A 22-year-old Dallas woman has been sentenced to life in prison for the starvation death of her seven-month-old son in 2014.
Princess White had pleaded guilty to a charge of injury to a child for the December 2014 death of Kary Sharpe.
According to court records, the infant was found unconscious by his biological grandmother. The child later died at the hospital.
“It was horrific,” said child abuse prosecutor Eren Price. “The detective described being able to see every bone in his body through his skin. He had no muscle tone.”
White told detectives that the baby was born at a local hospital in April 2014 and weighed six pounds. She said the baby had been diagnosed as lactose intolerant and that she had been repeatedly instructed to change his formula.
She told police that she had taken the child to all of his check-up appointments, including his two-month checkup and his six-month checkup. However, hospital records showed that the child wasn’t taken in for his six-month appointment.
Hospital records showed that she brought the child into the emergency room in July 2014, stating the infant had not taken a bottle since the day prior and would sometimes throw up after taking a bottle. The child weighed nine pounds, three ounces at the time.
She left before the child could be evaluated by a doctor.
At the time of his death, the baby weighed only seven pounds – just a few ounces more than what he weighed at birth.
Investigators found cans of milk-based formula, but no cans of soy-based formula, during a search of her apartment.
White, who had two other children, testified that raising three children was a struggle for her to work and pay the bills. Prosecutors pointed out that White had supportive extended family who would have helped her if only she had asked.

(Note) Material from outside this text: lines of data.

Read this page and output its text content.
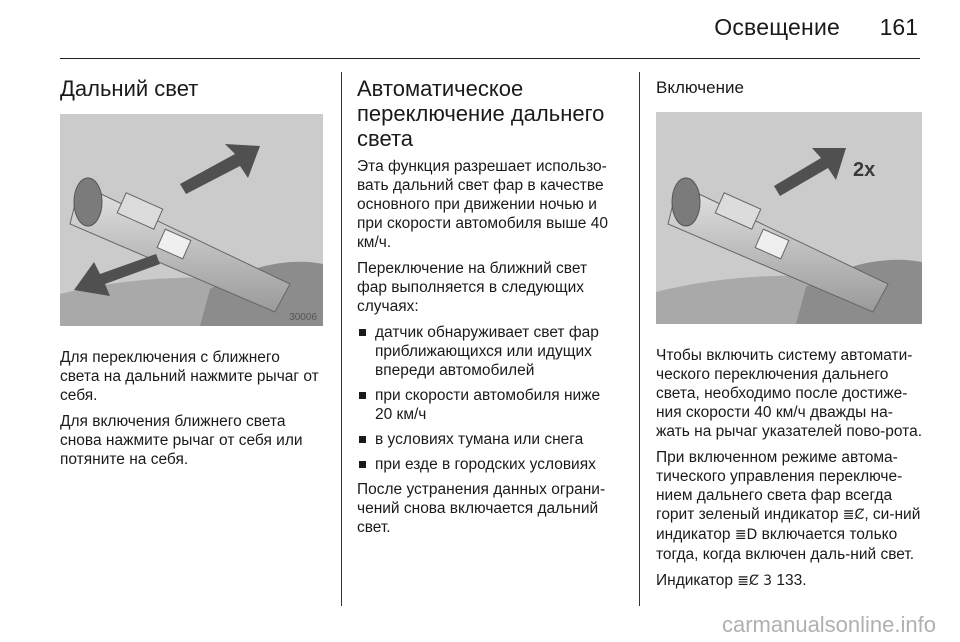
Освещение 161
Дальний свет
30006

Для переключения с ближнего света на дальний нажмите рычаг от себя.

Для включения ближнего света снова нажмите рычаг от себя или потяните на себя.

Автоматическое переключение дальнего света

Эта функция разрешает использо-вать дальний свет фар в качестве основного при движении ночью и при скорости автомобиля выше 40 км/ч.

Переключение на ближний свет фар выполняется в следующих случаях:

датчик обнаруживает свет фар приближающихся или идущих впереди автомобилей
при скорости автомобиля ниже 20 км/ч
в условиях тумана или снега
при езде в городских условиях

После устранения данных ограни-чений снова включается дальний свет.

Включение
2x

Чтобы включить систему автомати-ческого переключения дальнего света, необходимо после достиже-ния скорости 40 км/ч дважды на-жать на рычаг указателей пово-рота.

При включенном режиме автома-тического управления переключе-нием дальнего света фар всегда горит зеленый индикатор ≣Ȼ, си-ний индикатор ≣D включается только тогда, когда включен даль-ний свет.

Индикатор ≣Ȼ 3 133.

carmanualsonline.info
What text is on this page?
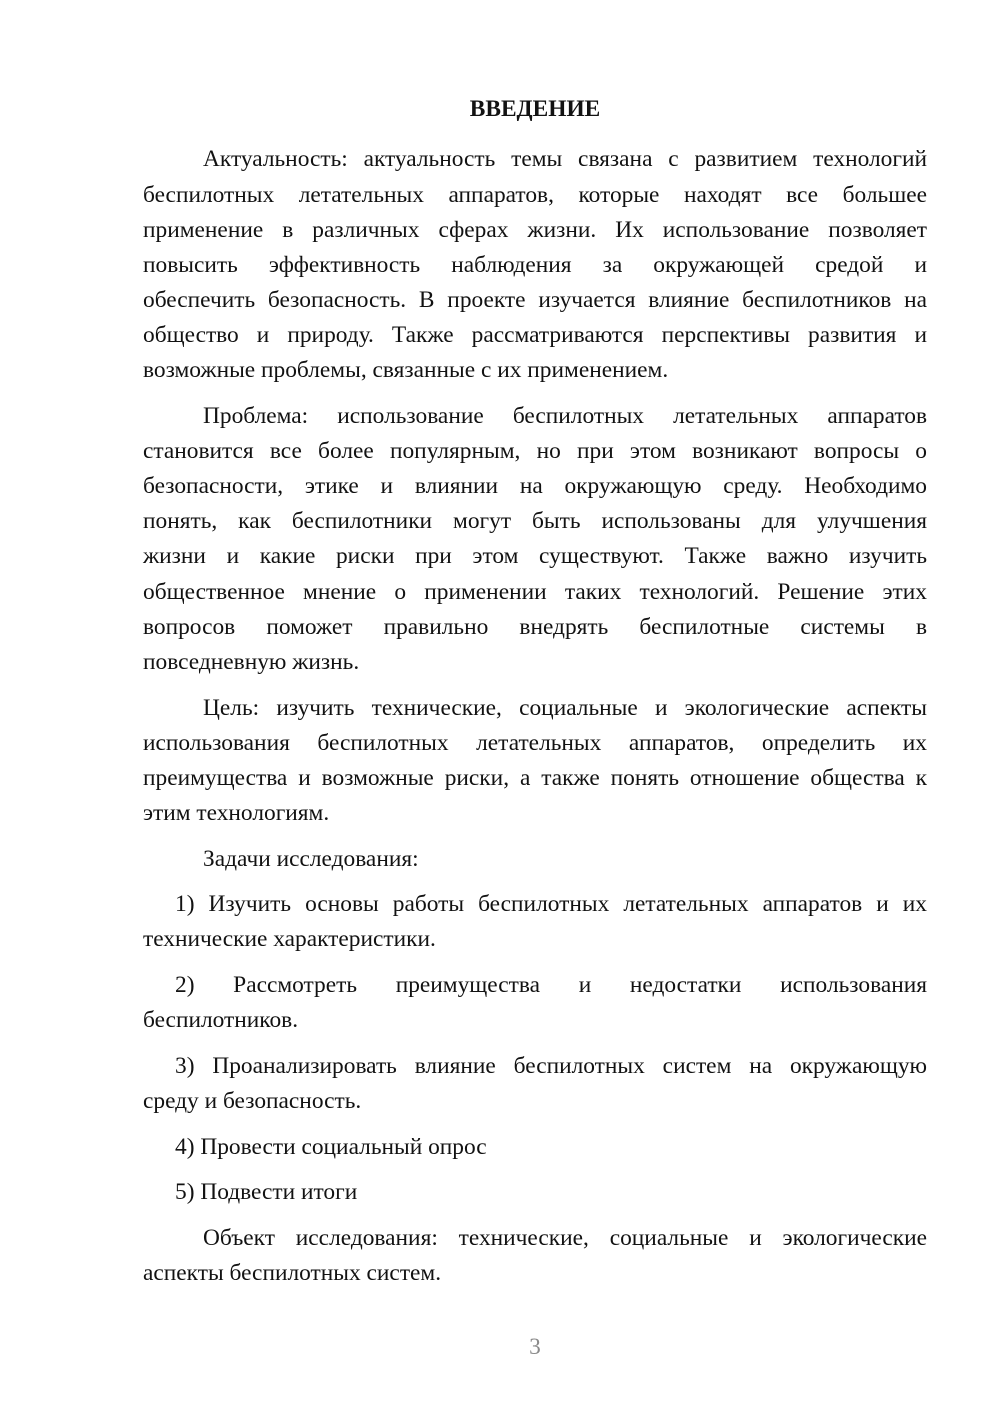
ВВЕДЕНИЕ
Актуальность: актуальность темы связана с развитием технологий
беспилотных летательных аппаратов, которые находят все большее
применение в различных сферах жизни. Их использование позволяет
повысить эффективность наблюдения за окружающей средой и
обеспечить безопасность. В проекте изучается влияние беспилотников на
общество и природу. Также рассматриваются перспективы развития и
возможные проблемы, связанные с их применением.
Проблема: использование беспилотных летательных аппаратов
становится все более популярным, но при этом возникают вопросы о
безопасности, этике и влиянии на окружающую среду. Необходимо
понять, как беспилотники могут быть использованы для улучшения
жизни и какие риски при этом существуют. Также важно изучить
общественное мнение о применении таких технологий. Решение этих
вопросов поможет правильно внедрять беспилотные системы в
повседневную жизнь.
Цель: изучить технические, социальные и экологические аспекты
использования беспилотных летательных аппаратов, определить их
преимущества и возможные риски, а также понять отношение общества к
этим технологиям.
Задачи исследования:
1) Изучить основы работы беспилотных летательных аппаратов и их
технические характеристики.
2) Рассмотреть преимущества и недостатки использования
беспилотников.
3) Проанализировать влияние беспилотных систем на окружающую
среду и безопасность.
4) Провести социальный опрос
5) Подвести итоги
Объект исследования: технические, социальные и экологические
аспекты беспилотных систем.
3
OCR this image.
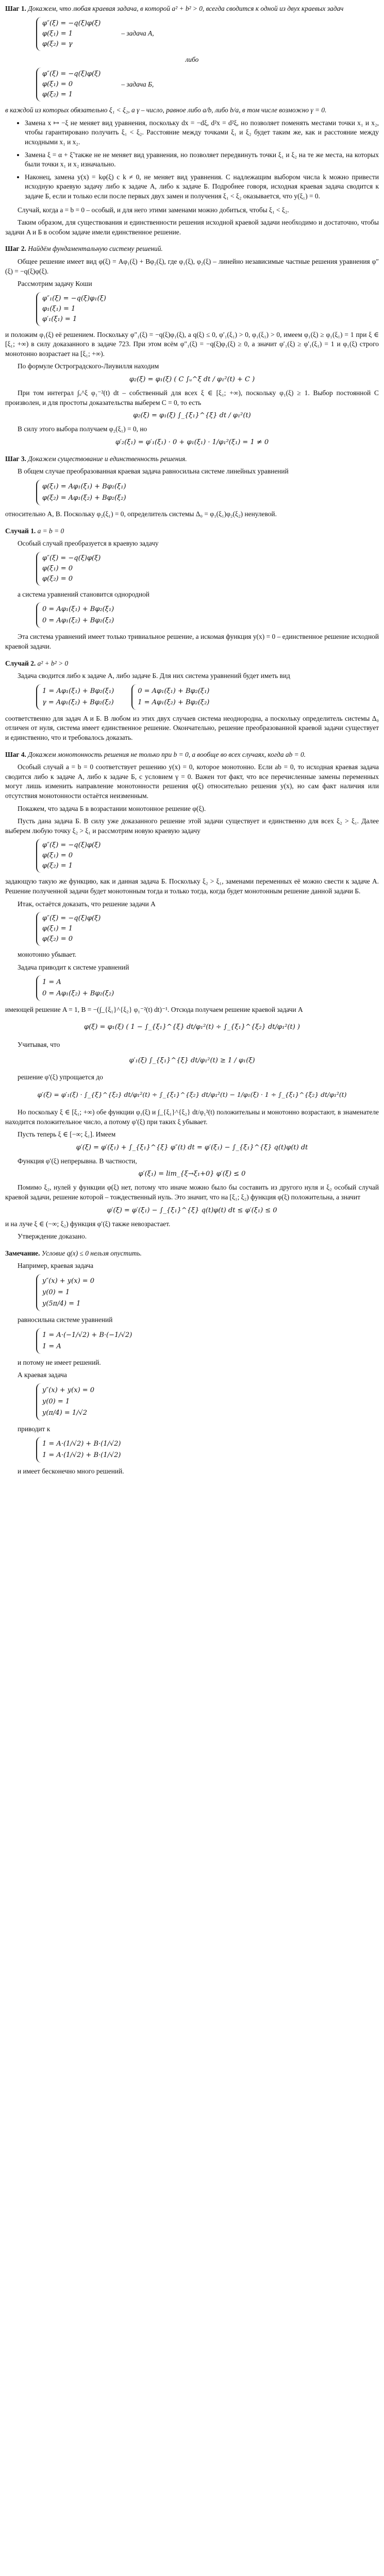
Шаг 1. Докажем, что любая краевая задача, в которой a² + b² > 0, всегда сводится к одной из двух краевых задач

φ″(ξ) = −q(ξ)φ(ξ)
φ(ξ₁) = 1
φ(ξ₂) = γ
– задача A,

либо

φ″(ξ) = −q(ξ)φ(ξ)
φ(ξ₁) = 0
φ(ξ₂) = 1
– задача Б,

в каждой из которых обязательно ξ₁ < ξ₂, а γ – число, равное либо a/b, либо b/a, в том числе возможно γ = 0.

• Замена x ↦ −ξ не меняет вид уравнения, поскольку dx = −dξ, d²x = d²ξ, но позволяет поменять местами точки x₁ и x₂, чтобы гарантировано получить ξ₁ < ξ₂. Расстояние между точками ξ₁ и ξ₂ будет таким же, как и расстояние между исходными x₁ и x₂.
• Замена ξ = α + ξ̃ также не не меняет вид уравнения, но позволяет передвинуть точки ξ₁ и ξ₂ на те же места, на которых были точки x₁ и x₂ изначально.
• Наконец, замена y(x) = kφ(ξ) с k ≠ 0, не меняет вид уравнения. С надлежащим выбором числа k можно привести исходную краевую задачу либо к задаче A, либо к задаче Б. Подробнее говоря, исходная краевая задача сводится к задаче Б, если и только если после первых двух замен и получения ξ₁ < ξ₂ оказывается, что y(ξ₁) = 0.

Случай, когда a = b = 0 – особый, и для него этими заменами можно добиться, чтобы ξ₁ < ξ₂.

Таким образом, для существования и единственности решения исходной краевой задачи необходимо и достаточно, чтобы задачи A и Б в особом задаче имели единственное решение.

Шаг 2. Найдём фундаментальную систему решений.

Общее решение имеет вид φ(ξ) = Aφ₁(ξ) + Bφ₂(ξ), где φ₁(ξ), φ₂(ξ) – линейно независимые частные решения уравнения φ″(ξ) = −q(ξ)φ(ξ).

Рассмотрим задачу Коши

φ″₁(ξ) = −q(ξ)φ₁(ξ)
φ₁(ξ₁) = 1
φ′₁(ξ₁) = 1

и положим φ₁(ξ) её решением. Поскольку φ″₁(ξ) = −q(ξ)φ₁(ξ), а q(ξ) ≤ 0, φ′₁(ξ₁) > 0, φ₁(ξ₁) > 0, имеем φ₁(ξ) ≥ φ₁(ξ₁) = 1 при ξ ∈ [ξ₁; +∞) в силу доказанного в задаче 723. При этом всём φ″₁(ξ) = −q(ξ)φ₁(ξ) ≥ 0, а значит φ′₁(ξ) ≥ φ′₁(ξ₁) = 1 и φ₁(ξ) строго монотонно возрастает на [ξ₁; +∞).

По формуле Остроградского-Лиувилля находим

φ₂(ξ) = φ₁(ξ) ( C ∫ᵤ^ξ dt / φ₁²(t) + C )

При том интеграл ∫ᵤ^ξ φ₁⁻²(t) dt – собственный для всех ξ ∈ [ξ₁; +∞), поскольку φ₁(ξ) ≥ 1. Выбор постоянной C произволен, и для простоты доказательства выберем C = 0, то есть

φ₂(ξ) = φ₁(ξ) ∫_{ξ₁}^{ξ} dt / φ₁²(t)

В силу этого выбора получаем φ₂(ξ₁) = 0, но

φ′₂(ξ₁) = φ′₁(ξ₁) · 0 + φ₁(ξ₁) · 1/φ₁²(ξ₁) = 1 ≠ 0

Шаг 3. Докажем существование и единственность решения.

В общем случае преобразованная краевая задача равносильна системе линейных уравнений

φ(ξ₁) = Aφ₁(ξ₁) + Bφ₂(ξ₁)
φ(ξ₂) = Aφ₁(ξ₂) + Bφ₂(ξ₂)

относительно A, B. Поскольку φ₂(ξ₁) = 0, определитель системы Δ₀ = φ₁(ξ₁)φ₂(ξ₂) ненулевой.

Случай 1. a = b = 0

Особый случай преобразуется в краевую задачу

φ″(ξ) = −q(ξ)φ(ξ)
φ(ξ₁) = 0
φ(ξ₂) = 0

а система уравнений становится однородной

0 = Aφ₁(ξ₁) + Bφ₂(ξ₁)
0 = Aφ₁(ξ₂) + Bφ₂(ξ₂)

Эта система уравнений имеет только тривиальное решение, а искомая функция y(x) = 0 – единственное решение исходной краевой задачи.

Случай 2. a² + b² > 0

Задача сводится либо к задаче A, либо задаче Б. Для них система уравнений будет иметь вид

1 = Aφ₁(ξ₁) + Bφ₂(ξ₁)
γ = Aφ₁(ξ₂) + Bφ₂(ξ₂)
0 = Aφ₁(ξ₁) + Bφ₂(ξ₁)
1 = Aφ₁(ξ₂) + Bφ₂(ξ₂)

соответственно для задач A и Б. В любом из этих двух случаев система неоднородна, а поскольку определитель системы Δ₀ отличен от нуля, система имеет единственное решение. Окончательно, решение преобразованной краевой задачи существует и единственно, что и требовалось доказать.

Шаг 4. Докажем монотонность решения не только при b = 0, а вообще во всех случаях, когда ab = 0.

Особый случай a = b = 0 соответствует решению y(x) = 0, которое монотонно. Если ab = 0, то исходная краевая задача сводится либо к задаче A, либо к задаче Б, с условием γ = 0. Важен тот факт, что все перечисленные замены переменных могут лишь изменить направление монотонности решения φ(ξ) относительно решения y(x), но сам факт наличия или отсутствия монотонности остаётся неизменным.

Покажем, что задача Б в возрастании монотонное решение φ(ξ).

Пусть дана задача Б. В силу уже доказанного решение этой задачи существует и единственно для всех ξ₂ > ξ₁. Далее выберем любую точку ξ₂ > ξ₁ и рассмотрим новую краевую задачу

φ″(ξ) = −q(ξ)φ(ξ)
φ(ξ₁) = 0
φ(ξ₂) = 1

задающую такую же функцию, как и данная задача Б. Поскольку ξ₂ > ξ₁, заменами переменных её можно свести к задаче A. Решение полученной задачи будет монотонным тогда и только тогда, когда будет монотонным решение данной задачи Б.

Итак, остаётся доказать, что решение задачи A

φ″(ξ) = −q(ξ)φ(ξ)
φ(ξ₁) = 1
φ(ξ₂) = 0

монотонно убывает.

Задача приводит к системе уравнений

1 = A
0 = Aφ₁(ξ₂) + Bφ₂(ξ₂)

имеющей решение A = 1, B = −(∫_{ξ₁}^{ξ₂} φ₁⁻²(t) dt)⁻¹. Отсюда получаем решение краевой задачи A

φ(ξ) = φ₁(ξ) ( 1 − ∫_{ξ₁}^{ξ} dt/φ₁²(t) ÷ ∫_{ξ₁}^{ξ₂} dt/φ₁²(t) )

Учитывая, что

φ′₁(ξ) ∫_{ξ₁}^{ξ} dt/φ₁²(t) ≥ 1 / φ₁(ξ)

решение φ′(ξ) упрощается до

φ′(ξ) = φ′₁(ξ) · ∫_{ξ}^{ξ₂} dt/φ₁²(t) ÷ ∫_{ξ₁}^{ξ₂} dt/φ₁²(t) − 1/φ₁(ξ) · 1 ÷ ∫_{ξ₁}^{ξ₂} dt/φ₁²(t)

Но поскольку ξ ∈ [ξ₁; +∞) обе функции φ₁(ξ) и ∫_{ξ₁}^{ξ₂} dt/φ₁²(t) положительны и монотонно возрастают, в знаменателе находится положительное число, а потому φ′(ξ) при таких ξ убывает.

Пусть теперь ξ ∈ [−∞; ξ₁]. Имеем

φ′(ξ) = φ′(ξ₁) + ∫_{ξ₁}^{ξ} φ″(t) dt = φ′(ξ₁) − ∫_{ξ₁}^{ξ} q(t)φ(t) dt

Функция φ′(ξ) непрерывна. В частности,

φ′(ξ₁) = lim_{ξ→ξ₁+0} φ′(ξ) ≤ 0

Помимо ξ₂, нулей у функции φ(ξ) нет, потому что иначе можно было бы составить из другого нуля и ξ₂ особый случай краевой задачи, решение которой – тождественный нуль. Это значит, что на [ξ₁; ξ₂) функция φ(ξ) положительна, а значит

φ′(ξ) = φ′(ξ₁) − ∫_{ξ₁}^{ξ} q(t)φ(t) dt ≤ φ′(ξ₁) ≤ 0

и на луче ξ ∈ (−∞; ξ₂) функция φ′(ξ) также невозрастает.

Утверждение доказано.

Замечание. Условие q(x) ≤ 0 нельзя опустить.

Например, краевая задача

y″(x) + y(x) = 0
y(0) = 1
y(5π/4) = 1

равносильна системе уравнений

1 = A·(−1/√2) + B·(−1/√2)
1 = A

и потому не имеет решений.

А краевая задача

y″(x) + y(x) = 0
y(0) = 1
y(π/4) = 1/√2

приводит к

1 = A·(1/√2) + B·(1/√2)
1 = A·(1/√2) + B·(1/√2)

и имеет бесконечно много решений.
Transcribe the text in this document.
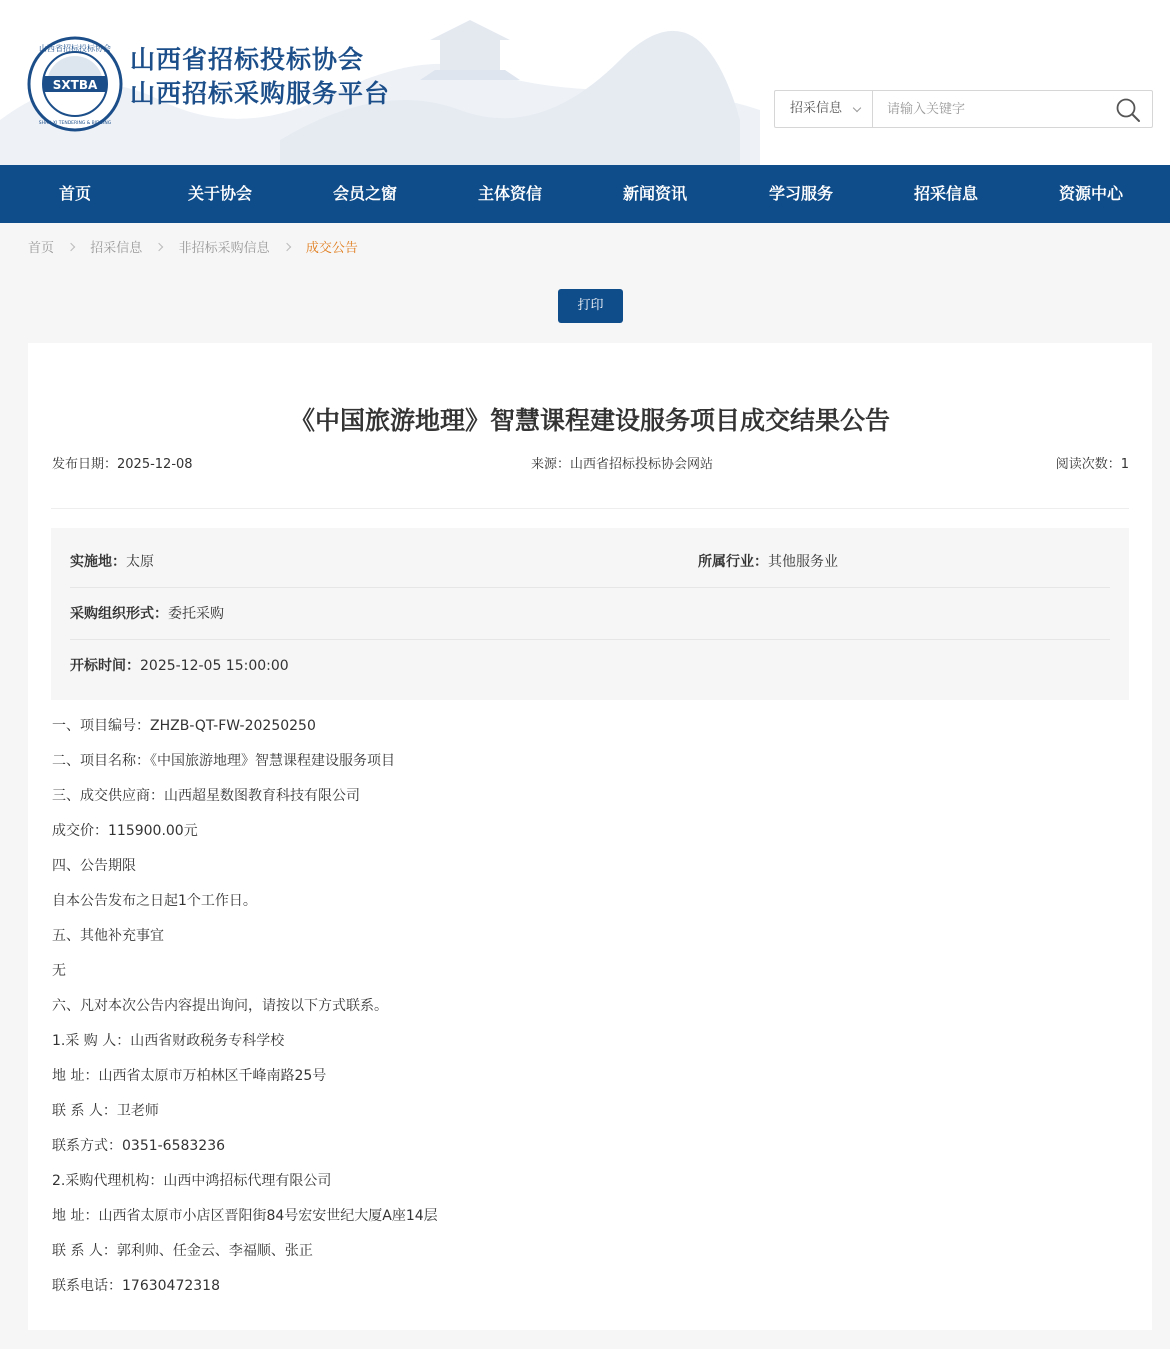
SXTBA
山西省招标投标协会
SHAN XI TENDERING & BIDDING
山西省招标投标协会
山西招标采购服务平台
招采信息
请输入关键字
首页	关于协会	会员之窗	主体资信	新闻资讯	学习服务	招采信息	资源中心
首页	招采信息	非招标采购信息	成交公告
打印
《中国旅游地理》智慧课程建设服务项目成交结果公告
发布日期：2025-12-08	来源：山西省招标投标协会网站	阅读次数：1
实施地：太原	所属行业：其他服务业
采购组织形式：委托采购
开标时间：2025-12-05 15:00:00
一、项目编号：ZHZB-QT-FW-20250250
二、项目名称：《中国旅游地理》智慧课程建设服务项目
三、成交供应商：山西超星数图教育科技有限公司
成交价：115900.00元
四、公告期限
自本公告发布之日起1个工作日。
五、其他补充事宜
无
六、凡对本次公告内容提出询问，请按以下方式联系。
1.采 购 人：山西省财政税务专科学校
地 址：山西省太原市万柏林区千峰南路25号
联 系 人：卫老师
联系方式：0351-6583236
2.采购代理机构：山西中鸿招标代理有限公司
地 址：山西省太原市小店区晋阳街84号宏安世纪大厦A座14层
联 系 人：郭利帅、任金云、李福顺、张正
联系电话：17630472318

She had an open CPS case, but did not participate in the services she was offered. White also failed to take the infant to the WIC office so he could be examined in November 2014. When she missed the appointed, she lost her WIC benefits.
“She could have taken advantage of support but she didn’t and she lied when confronted about it,” Price said. “I argued her lies showed us that the starvation was intentional. She knew what she was doing and it was not mistake at all.”
In sentencing White, District Judge Theresa Hawthorne told her that she was sickened by the way that she had allowed her own child to suffer. Hawthorne also chastised several of White’s relatives, including White’s mother, who were living in the apartment, for doing nothing to stop the child from starving to death.